A arte pode ser contemplada até final de final de Fevereiro nas ruas de Lisboa. Confesso que só me ocorre sensação semelhante a esta, do tipo náusea, quando ouço falar no bizarro, inenarrável e incompreensível mundo da moda.

Resumindo: merecia uma boa cantiga de maldizer - grosseira mesmo -, pois as de escárnio, por se basearem em trocadilhos e ironias, são menos directas...

Nota: o inspirado título do post, bem a propósito, é o nome de um filme do fantástico Peter Greenaway.

6 de dezembro de 2007

Byblosmania

Era para abrir hoje ao público, mas apenas o fará no dia 14 de Dezembro, sexta-feira. Fica situada no edifício Amoreiras Square e já está disponível na Internet em http://www.byblos.pt/.

Entre as novidades tecnológicas desta nova e imensa casa da cultura, conta-se o facto de todos os livros terem um chip que os localiza rápida é facilmente através do sistema GPS.

Os números e as soluções impressionam:
- 3300 metros quadrados de área comercial;
- 150 mil títulos de fundo editorial, aos quais se juntam um conjunto de CD, DVD e jogos de computador;
- Quiosque com 206 metros quadrados;
- 36 ecrãs tácteis, onde cada utilizador pode pesquisar um título ou autor e descobrir a sua localização exacta;
- Estantes robotizadas com capacidade para 65 mil exemplares;
- 11 montras com plasmas e possibilidade de consulta a partir da rua;
- Auditório com 137 lugares;
- 4 milhões de euros de investimento.

Definitivamente, a merecer visitas regulares em vez das cada vez mais desorganizadas e confusas FNAC's...

5 de dezembro de 2007

Do baú

Chegado a Londres com dois comparsas numa viagem de Interail, logo o meu amigo Kieran, sabendo da minha paranóia pelos extintos Marillion, me avisou que o Fish, vocalista da banda que, entretanto, seguira carreira a solo, ia dar uma série de concertos na Escócia.
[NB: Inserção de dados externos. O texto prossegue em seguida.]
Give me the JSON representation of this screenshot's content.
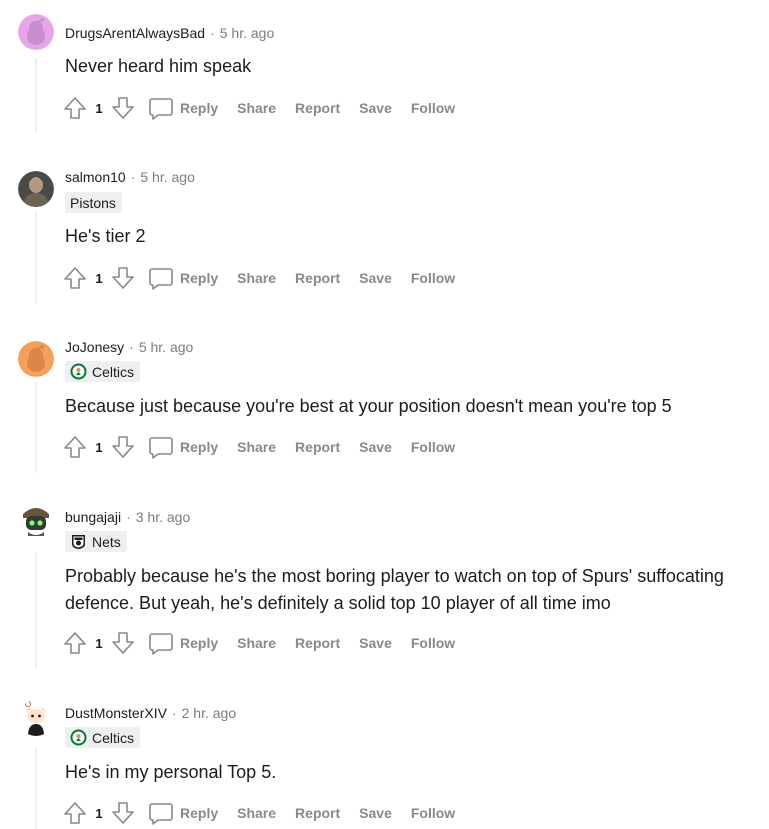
{
  "comments": [
    {
      "author": "DrugsArentAlwaysBad",
      "time": "5 hr. ago",
      "flair": null,
      "body": "Never heard him speak",
      "score": "1"
    },
    {
      "author": "salmon10",
      "time": "5 hr. ago",
      "flair": "Pistons",
      "body": "He's tier 2",
      "score": "1"
    },
    {
      "author": "JoJonesy",
      "time": "5 hr. ago",
      "flair": "Celtics",
      "body": "Because just because you're best at your position doesn't mean you're top 5",
      "score": "1"
    },
    {
      "author": "bungajaji",
      "time": "3 hr. ago",
      "flair": "Nets",
      "body": "Probably because he's the most boring player to watch on top of Spurs' suffocating defence. But yeah, he's definitely a solid top 10 player of all time imo",
      "score": "1"
    },
    {
      "author": "DustMonsterXIV",
      "time": "2 hr. ago",
      "flair": "Celtics",
      "body": "He's in my personal Top 5.",
      "score": "1"
    }
  ],
  "actions": {
    "reply": "Reply",
    "share": "Share",
    "report": "Report",
    "save": "Save",
    "follow": "Follow",
    "separator": "·"
  },
  "icons": {
    "upvote": "upvote-arrow-icon",
    "downvote": "downvote-arrow-icon",
    "reply": "chat-bubble-icon",
    "celtics": "celtics-logo-icon",
    "nets": "nets-logo-icon"
  },
  "colors": {
    "meta_gray": "#7c7c7c",
    "action_gray": "#878a8c",
    "flair_bg": "#edeff1",
    "thread_line": "#edeff1"
  }
}
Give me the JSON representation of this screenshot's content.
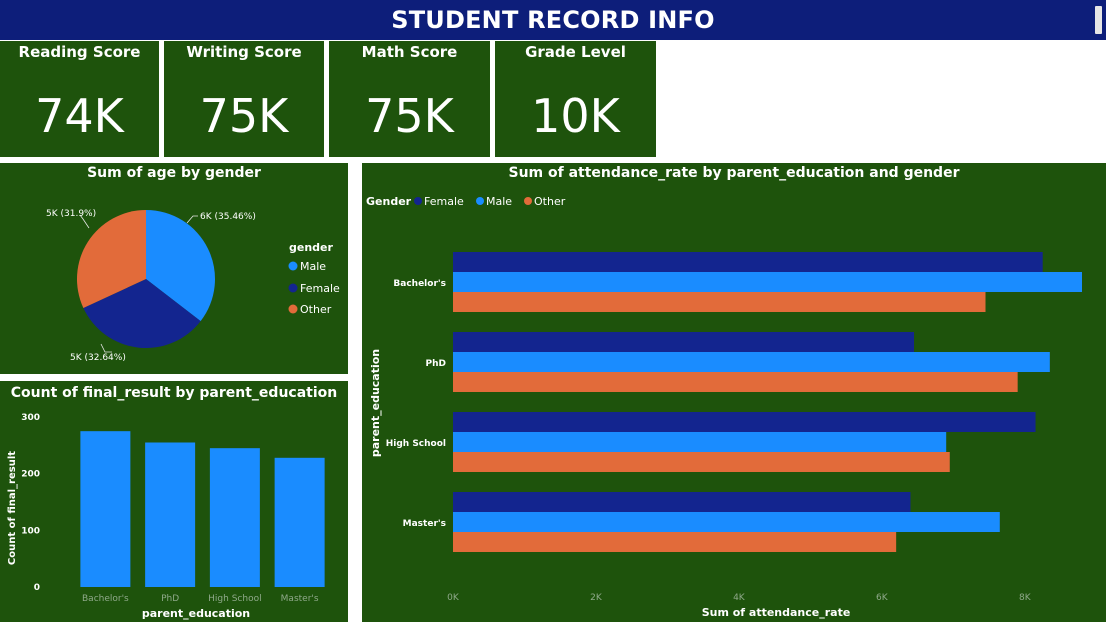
{
  "header": {
    "title": "STUDENT RECORD INFO"
  },
  "kpis": [
    {
      "label": "Reading Score",
      "value": "74K"
    },
    {
      "label": "Writing Score",
      "value": "75K"
    },
    {
      "label": "Math Score",
      "value": "75K"
    },
    {
      "label": "Grade Level",
      "value": "10K"
    }
  ],
  "colors": {
    "header_bg": "#0d1e7a",
    "panel_bg": "#1e530c",
    "female": "#13258f",
    "male": "#1a8cff",
    "other": "#e26b3a"
  },
  "chart_data": [
    {
      "type": "pie",
      "title": "Sum of age by gender",
      "legend_title": "gender",
      "legend_position": "right",
      "slices": [
        {
          "name": "Male",
          "value": 6000,
          "percent": 35.46,
          "label": "6K (35.46%)"
        },
        {
          "name": "Female",
          "value": 5000,
          "percent": 32.64,
          "label": "5K (32.64%)"
        },
        {
          "name": "Other",
          "value": 5000,
          "percent": 31.9,
          "label": "5K (31.9%)"
        }
      ]
    },
    {
      "type": "bar",
      "title": "Count of final_result by parent_education",
      "xlabel": "parent_education",
      "ylabel": "Count of final_result",
      "categories": [
        "Bachelor's",
        "PhD",
        "High School",
        "Master's"
      ],
      "values": [
        275,
        255,
        245,
        228
      ],
      "ylim": [
        0,
        300
      ],
      "yticks": [
        "0",
        "100",
        "200",
        "300"
      ],
      "grid": false
    },
    {
      "type": "bar",
      "orientation": "horizontal",
      "title": "Sum of attendance_rate by parent_education and gender",
      "legend_title": "Gender",
      "legend_position": "top-left",
      "xlabel": "Sum of attendance_rate",
      "ylabel": "parent_education",
      "categories": [
        "Bachelor's",
        "PhD",
        "High School",
        "Master's"
      ],
      "series": [
        {
          "name": "Female",
          "values": [
            8250,
            6450,
            8150,
            6400
          ]
        },
        {
          "name": "Male",
          "values": [
            8800,
            8350,
            6900,
            7650
          ]
        },
        {
          "name": "Other",
          "values": [
            7450,
            7900,
            6950,
            6200
          ]
        }
      ],
      "xlim": [
        0,
        8800
      ],
      "xticks": [
        {
          "value": 0,
          "label": "0K"
        },
        {
          "value": 2000,
          "label": "2K"
        },
        {
          "value": 4000,
          "label": "4K"
        },
        {
          "value": 6000,
          "label": "6K"
        },
        {
          "value": 8000,
          "label": "8K"
        }
      ],
      "grid": false
    }
  ]
}
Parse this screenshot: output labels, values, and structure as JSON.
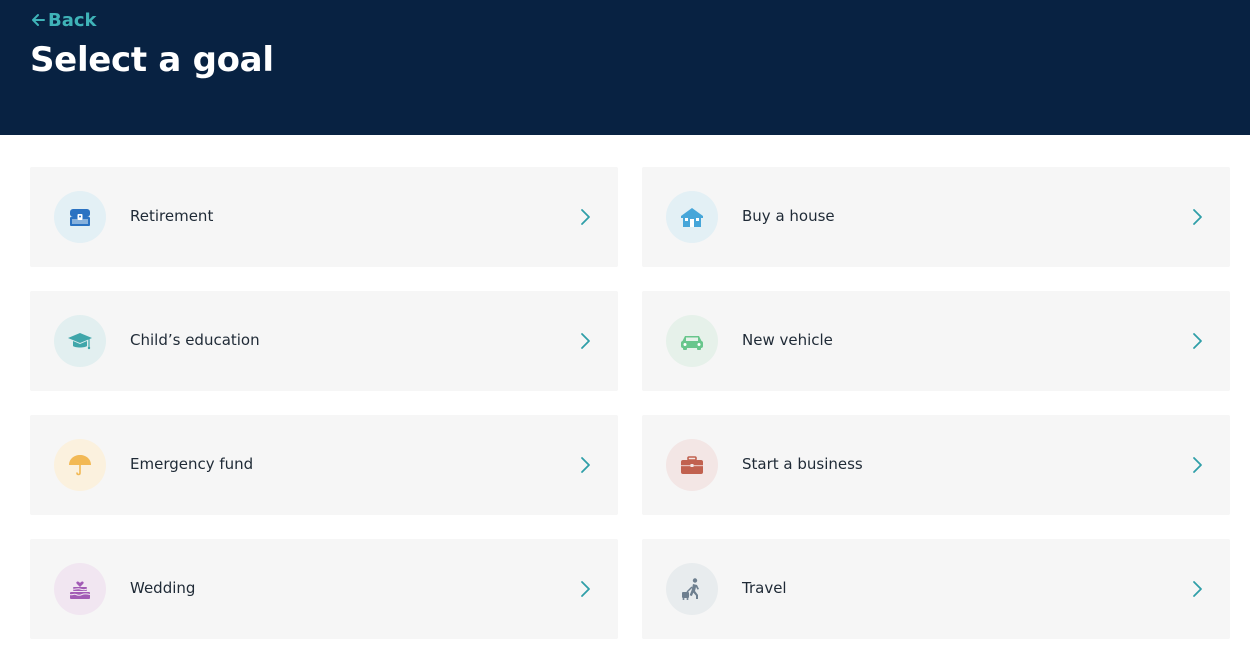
{
  "header": {
    "back_label": "Back",
    "title": "Select a goal",
    "background_color": "#082242",
    "accent_color": "#3fb3b8"
  },
  "goals": [
    {
      "label": "Retirement",
      "icon": "treasure-chest-icon",
      "icon_bg": "#e3f0f5",
      "icon_color": "#2a72c2"
    },
    {
      "label": "Buy a house",
      "icon": "house-icon",
      "icon_bg": "#e3f0f5",
      "icon_color": "#46a6d9"
    },
    {
      "label": "Child’s education",
      "icon": "graduation-cap-icon",
      "icon_bg": "#e2eff0",
      "icon_color": "#3fa6aa"
    },
    {
      "label": "New vehicle",
      "icon": "car-icon",
      "icon_bg": "#e6f1ea",
      "icon_color": "#68c68c"
    },
    {
      "label": "Emergency fund",
      "icon": "umbrella-icon",
      "icon_bg": "#fbf1de",
      "icon_color": "#f2b955"
    },
    {
      "label": "Start a business",
      "icon": "briefcase-icon",
      "icon_bg": "#f3e6e5",
      "icon_color": "#c1614f"
    },
    {
      "label": "Wedding",
      "icon": "wedding-cake-icon",
      "icon_bg": "#f1e6f1",
      "icon_color": "#a25bb5"
    },
    {
      "label": "Travel",
      "icon": "traveler-icon",
      "icon_bg": "#e8ecee",
      "icon_color": "#6e7f8f"
    }
  ]
}
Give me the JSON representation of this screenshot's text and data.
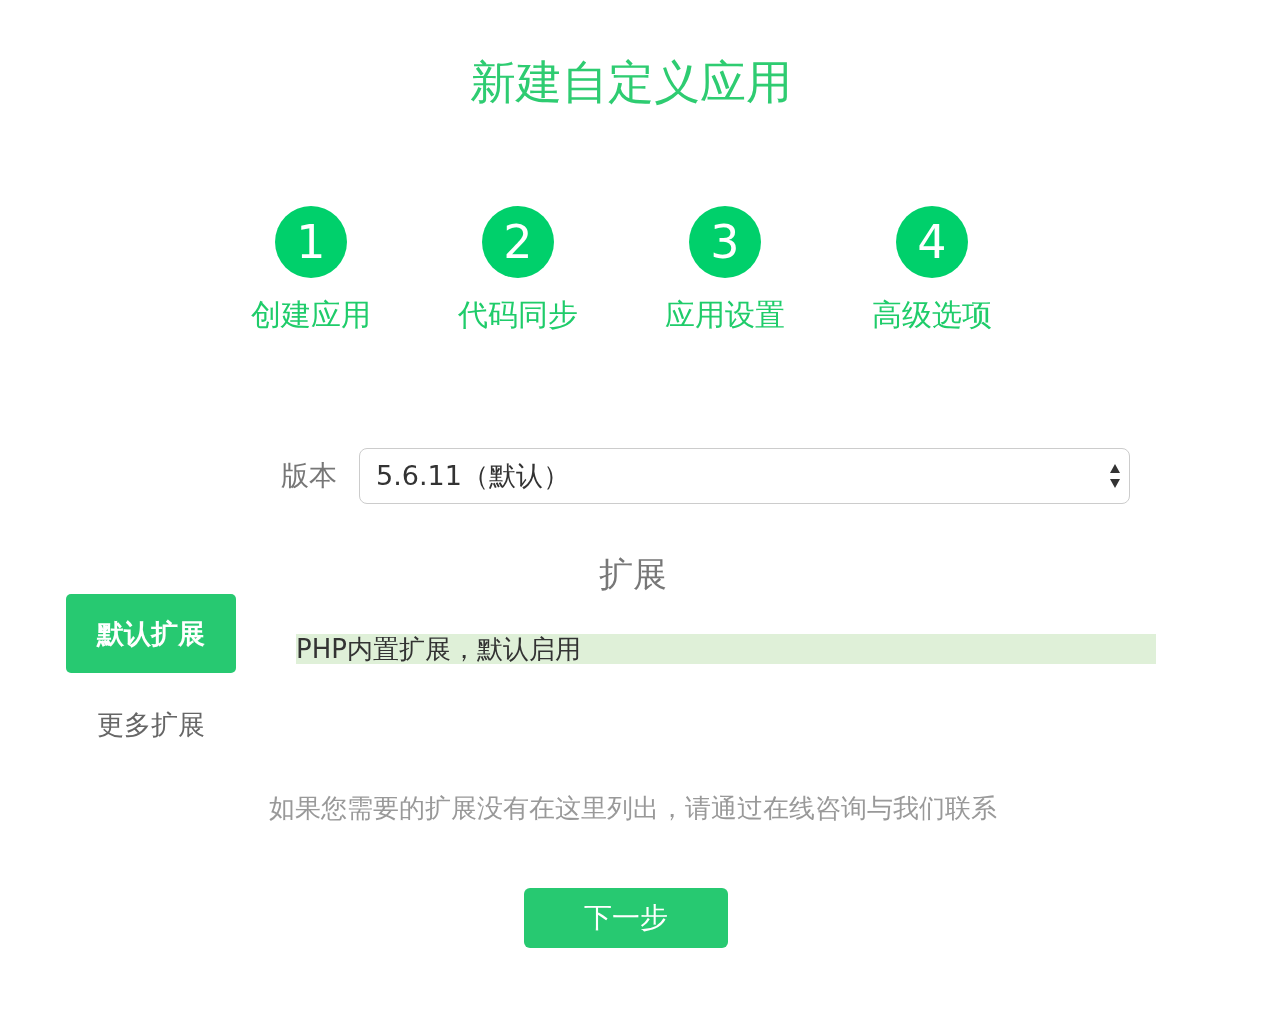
{
  "title": "新建自定义应用",
  "steps": [
    {
      "number": "1",
      "label": "创建应用"
    },
    {
      "number": "2",
      "label": "代码同步"
    },
    {
      "number": "3",
      "label": "应用设置"
    },
    {
      "number": "4",
      "label": "高级选项"
    }
  ],
  "version": {
    "label": "版本",
    "value": "5.6.11（默认）"
  },
  "extensions": {
    "heading": "扩展",
    "tabs": [
      {
        "label": "默认扩展",
        "selected": true
      },
      {
        "label": "更多扩展",
        "selected": false
      }
    ],
    "items": [
      "PHP内置扩展，默认启用"
    ]
  },
  "note": "如果您需要的扩展没有在这里列出，请通过在线咨询与我们联系",
  "next_button": "下一步"
}
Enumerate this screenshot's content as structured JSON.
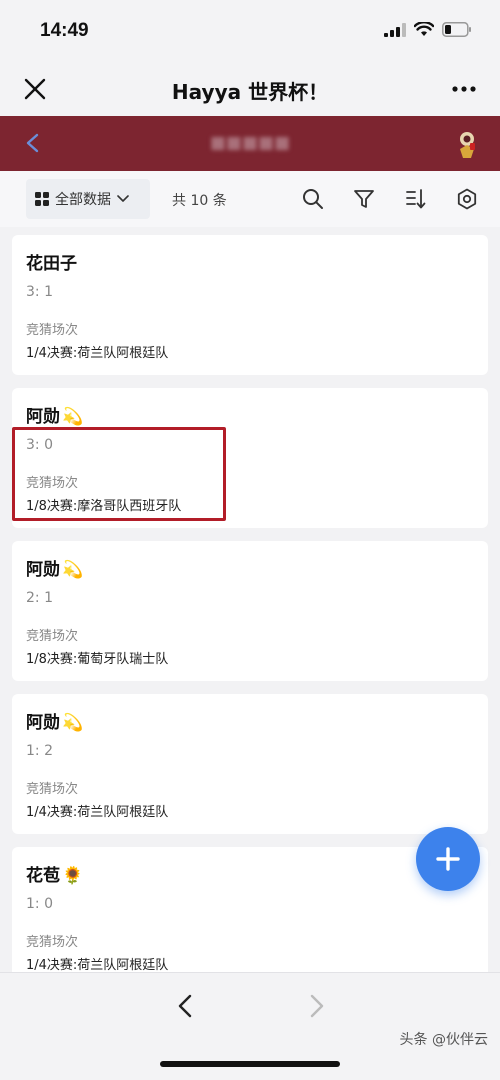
{
  "status_bar": {
    "time": "14:49"
  },
  "nav": {
    "title": "Hayya 世界杯！"
  },
  "toolbar": {
    "view_label": "全部数据",
    "count": "共 10 条"
  },
  "records": [
    {
      "name": "花田子",
      "emoji": "",
      "score": "3: 1",
      "field_label": "竞猜场次",
      "field_value": "1/4决赛:荷兰队阿根廷队"
    },
    {
      "name": "阿勋",
      "emoji": "💫",
      "score": "3: 0",
      "field_label": "竞猜场次",
      "field_value": "1/8决赛:摩洛哥队西班牙队"
    },
    {
      "name": "阿勋",
      "emoji": "💫",
      "score": "2: 1",
      "field_label": "竞猜场次",
      "field_value": "1/8决赛:葡萄牙队瑞士队"
    },
    {
      "name": "阿勋",
      "emoji": "💫",
      "score": "1: 2",
      "field_label": "竞猜场次",
      "field_value": "1/4决赛:荷兰队阿根廷队"
    },
    {
      "name": "花苞",
      "emoji": "🌻",
      "score": "1: 0",
      "field_label": "竞猜场次",
      "field_value": "1/4决赛:荷兰队阿根廷队"
    }
  ],
  "watermark": "头条 @伙伴云",
  "colors": {
    "header": "#7d2530",
    "fab": "#3d82ec",
    "highlight": "#b21d28"
  }
}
Informou-me que o manos Bryan e Paul tinham passado a viver em Edimburgo e, se quisesse, ligava-lhes para lá irmos. Ele ligou, eu falei com eles e, claro, lá fomos, mas éramos para ficar apenas um dia ou dois e abancámos durante uma semana! (Um dia prosarei sobre esta estonteante aventura...)

A dupla que me acompanhou desde Portugal era também fã assumida e assim que pusemos o pé na bela capital escocesa, não descansámos enquanto não fomos à industrial e eterna cidade rival de Glasgow comprar os bilhetes para o concerto, num local parecido com o saudoso salão de festas lisboeta Rock Rendez-Vous - a foto que encima o texto é mesmo o papelinho mágico!

Vem isto a propósito do concerto do Fish, hoje, na Aula Magna, integrado na digressão que serve para assinalar os 20 anos passados sobre a edição do álbum Clutching at Straws, de 1987. Escusado será dizer que, tal como os dois cúmplices dessa excitante jornada, estarei a abanar a carola logo à noite no concerto.

P.S. Conforme lembrou o tocante post do w. v. d., a determinda altura da minha humilde existência era conhecido na escola secundária como "o gajo do blusão dos Marillion", devido a um pequeno rectângulo bordado nas costas do dito com o nome do grupo.